Aggie was still handcuffed to the front passenger-seat door. The guy spent most of his time staring at the handcuffs.
Adam raced the souped-up Magnum down Twenty-First Street, moving into the left lane to pass whenever the opportunity presented itself. The engine’s roar echoed off the buildings on either side, playing off the tinny squawk of a police radio mounted in the dash.
The Magnum hit a pothole; Bryan flinched from a deep sting in his gums.
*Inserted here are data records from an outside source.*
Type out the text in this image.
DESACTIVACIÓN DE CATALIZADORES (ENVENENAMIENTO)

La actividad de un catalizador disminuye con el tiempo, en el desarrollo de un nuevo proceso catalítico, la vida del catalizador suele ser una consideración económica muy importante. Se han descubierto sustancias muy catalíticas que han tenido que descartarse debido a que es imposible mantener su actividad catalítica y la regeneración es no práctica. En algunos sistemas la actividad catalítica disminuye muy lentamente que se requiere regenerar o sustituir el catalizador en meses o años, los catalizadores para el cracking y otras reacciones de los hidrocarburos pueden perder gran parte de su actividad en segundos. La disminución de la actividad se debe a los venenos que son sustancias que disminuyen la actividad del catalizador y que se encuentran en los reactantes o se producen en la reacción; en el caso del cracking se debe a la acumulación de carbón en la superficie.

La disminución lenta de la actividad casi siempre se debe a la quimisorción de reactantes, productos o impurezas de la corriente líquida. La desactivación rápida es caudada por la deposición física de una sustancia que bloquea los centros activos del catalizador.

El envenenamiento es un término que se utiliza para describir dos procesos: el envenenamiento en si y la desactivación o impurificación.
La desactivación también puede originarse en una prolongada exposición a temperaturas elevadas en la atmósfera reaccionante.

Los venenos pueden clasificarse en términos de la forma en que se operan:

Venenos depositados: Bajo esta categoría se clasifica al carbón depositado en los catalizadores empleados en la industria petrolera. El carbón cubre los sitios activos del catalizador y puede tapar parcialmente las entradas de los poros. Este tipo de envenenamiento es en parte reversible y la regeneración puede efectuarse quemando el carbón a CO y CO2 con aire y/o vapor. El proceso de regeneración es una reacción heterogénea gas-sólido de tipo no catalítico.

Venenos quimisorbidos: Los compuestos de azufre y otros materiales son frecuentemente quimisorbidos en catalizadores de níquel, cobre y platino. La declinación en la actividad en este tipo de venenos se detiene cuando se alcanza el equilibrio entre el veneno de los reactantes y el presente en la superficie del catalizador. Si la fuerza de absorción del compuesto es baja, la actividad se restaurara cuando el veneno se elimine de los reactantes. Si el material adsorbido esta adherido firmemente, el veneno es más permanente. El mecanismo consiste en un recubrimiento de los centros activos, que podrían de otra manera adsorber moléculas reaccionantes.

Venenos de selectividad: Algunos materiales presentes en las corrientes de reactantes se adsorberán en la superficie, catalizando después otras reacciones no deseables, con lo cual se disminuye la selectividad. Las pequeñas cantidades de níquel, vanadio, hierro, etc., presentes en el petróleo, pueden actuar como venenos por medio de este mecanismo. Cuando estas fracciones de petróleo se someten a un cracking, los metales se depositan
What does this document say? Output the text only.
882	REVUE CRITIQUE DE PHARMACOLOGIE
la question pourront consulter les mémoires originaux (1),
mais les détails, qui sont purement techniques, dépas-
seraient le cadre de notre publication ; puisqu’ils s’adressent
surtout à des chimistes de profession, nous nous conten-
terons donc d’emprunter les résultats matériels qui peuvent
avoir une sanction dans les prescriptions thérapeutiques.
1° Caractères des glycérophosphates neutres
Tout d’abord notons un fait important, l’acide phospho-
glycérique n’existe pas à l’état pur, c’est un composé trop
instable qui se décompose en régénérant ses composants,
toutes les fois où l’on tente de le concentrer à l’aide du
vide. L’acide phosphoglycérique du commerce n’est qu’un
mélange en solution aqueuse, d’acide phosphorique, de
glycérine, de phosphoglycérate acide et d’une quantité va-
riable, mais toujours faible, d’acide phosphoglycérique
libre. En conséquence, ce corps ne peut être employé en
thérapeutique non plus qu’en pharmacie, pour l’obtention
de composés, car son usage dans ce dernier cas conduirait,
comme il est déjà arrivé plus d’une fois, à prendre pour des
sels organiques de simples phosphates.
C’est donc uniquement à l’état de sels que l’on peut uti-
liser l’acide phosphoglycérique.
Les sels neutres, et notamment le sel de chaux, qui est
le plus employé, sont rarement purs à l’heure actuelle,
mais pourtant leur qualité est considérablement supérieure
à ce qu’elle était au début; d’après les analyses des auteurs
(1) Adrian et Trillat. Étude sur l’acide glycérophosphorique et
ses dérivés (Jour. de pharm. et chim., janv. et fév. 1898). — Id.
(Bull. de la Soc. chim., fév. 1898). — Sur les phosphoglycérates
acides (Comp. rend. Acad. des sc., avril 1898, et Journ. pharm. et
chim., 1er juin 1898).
“Bryan,” Alder said, “sit still!”
“I’m trying,” Bryan said, or at least he tried to say it — he wasn’t sure what words actually came out of his wide-open mouth. Alder sat next to Bryan in the rear seat. He had to stitch Bryan’s torn gums together before he moved on to the ripped cheek. Blood covered the old man’s surgical gloves.
There might be more action coming. Alder had wanted to stop so he could fix Bryan’s wounds. Bryan told the old man to do the work en route — every bump in the road, every swerve or sudden braking brought more pain from the needle, but Bryan didn’t care.
“One more,” Alder said. He leaned in, then pulled the needle back. “Done. Now for the cheek, then we have to do the collarbone. It will refuse in the next fifteen minutes or so. If it heals wrong, we’ll just have to rebreak it anyway.”
Alder opened a kit mounted in the back of the front passenger seat. He pulled out a device Bryan didn’t recognize and started prepping it.
“Hey, cop,” Adam called from the front seat. “Bad news. Police band just said there’s a BOLO out for you. They’re saying you killed those two SWAT guys.”